Deep Learning 深度学习 Notes Chapter 3 Prob and Information Theory
1. Marginal Prob
\[\begin{equation} P(x=a) = \sum_y P(x=a,y=y) \end{equation} \]\(\text{For continuous variables, we have:}\)
\[\begin{equation} p(x) = \int p(x,y)dy \end{equation} \]2. Chain Rule of Conditional Prob
\[\begin{equation} P(x^{(1)},...,x^{(n)}) = P(x^{(1)}\prod_{i=2}^n P(x^{(i)}|x^{(1)},...,x^{(i-1)})) \end{equation} \]3. Conditional Independence
\(\text{2 random variables }x,y \text{ are conditional independence on }z:\)

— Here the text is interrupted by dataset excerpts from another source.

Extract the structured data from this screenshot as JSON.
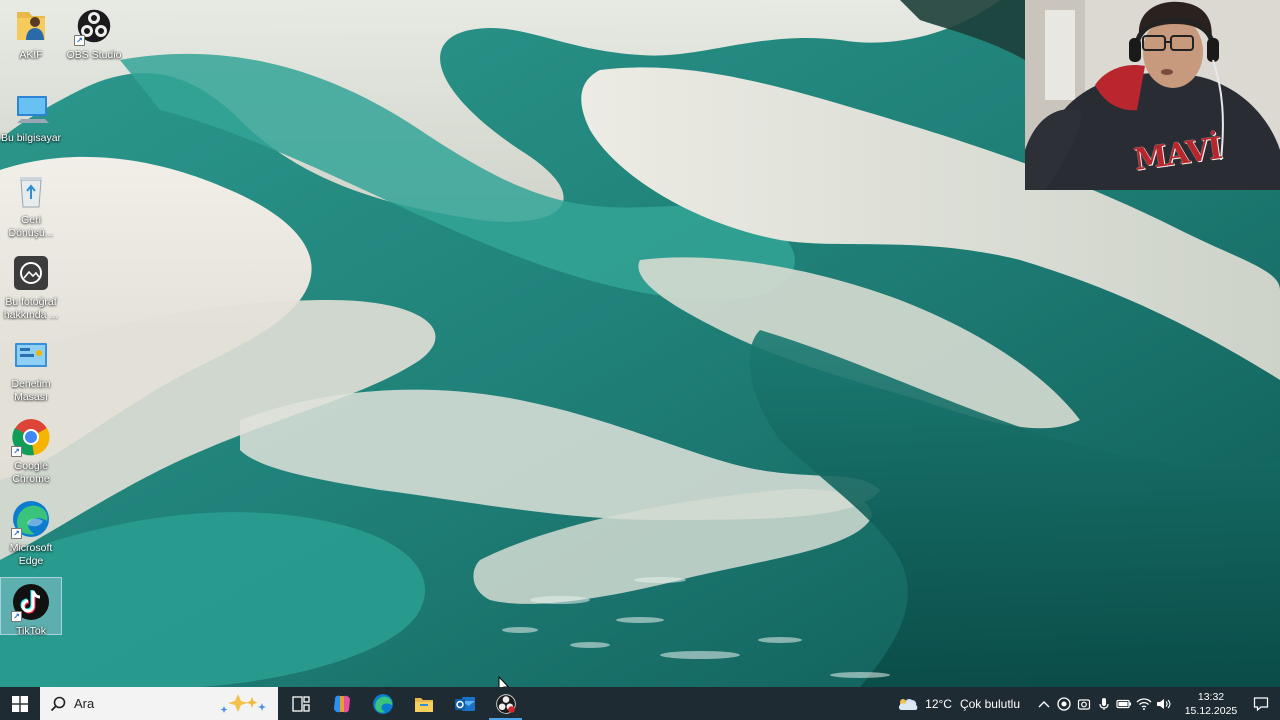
{
  "desktop": {
    "icons": [
      {
        "label": "AKİF",
        "icon": "user-folder-icon"
      },
      {
        "label": "OBS Studio",
        "icon": "obs-icon"
      },
      {
        "label": "Bu bilgisayar",
        "icon": "computer-icon"
      },
      {
        "label": "Geri Dönüşü...",
        "icon": "recycle-bin-icon"
      },
      {
        "label": "Bu fotoğraf hakkında ...",
        "icon": "photo-info-icon"
      },
      {
        "label": "Denetim Masası",
        "icon": "control-panel-icon"
      },
      {
        "label": "Google Chrome",
        "icon": "chrome-icon"
      },
      {
        "label": "Microsoft Edge",
        "icon": "edge-icon"
      },
      {
        "label": "TikTok",
        "icon": "tiktok-icon"
      }
    ]
  },
  "webcam": {
    "shirt_text": "MAVİ"
  },
  "taskbar": {
    "search_placeholder": "Ara",
    "pinned_apps": [
      "task-view-icon",
      "copilot-icon",
      "edge-icon",
      "file-explorer-icon",
      "outlook-icon",
      "obs-icon"
    ],
    "active_app": "obs-icon",
    "accent_color": "#4aa3e8"
  },
  "tray": {
    "weather_temp": "12°C",
    "weather_condition": "Çok bulutlu",
    "time": "13:32",
    "date": "15.12.2025"
  }
}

\[\begin{equation} p(x,y|z) = p(x|z)p(y|z) \end{equation} \]4. Covariance
\[\begin{equation} Cov(f(x),g(y)) = \mathbb{E}[(f(x)-\mathbb{E}(f))(g(y)-\mathbb{E}(g))] \end{equation} \]5. KL Divergence and Cross Entropy
\[\begin{align} D_{KL}(P||Q) &= \sum_i P(i)\log{\frac{P(i)}{Q(i)}}\\ H(P,Q) &= -\sum_i P(i)\log{Q(i)} \end{align} \]\(\text{Therefore, we have:}\)
\[H(P,Q) = H(P) +D_{KL}(P||Q) \]\(\text{where } H(P) = -\sum_i P(i)\log{P(i)}\)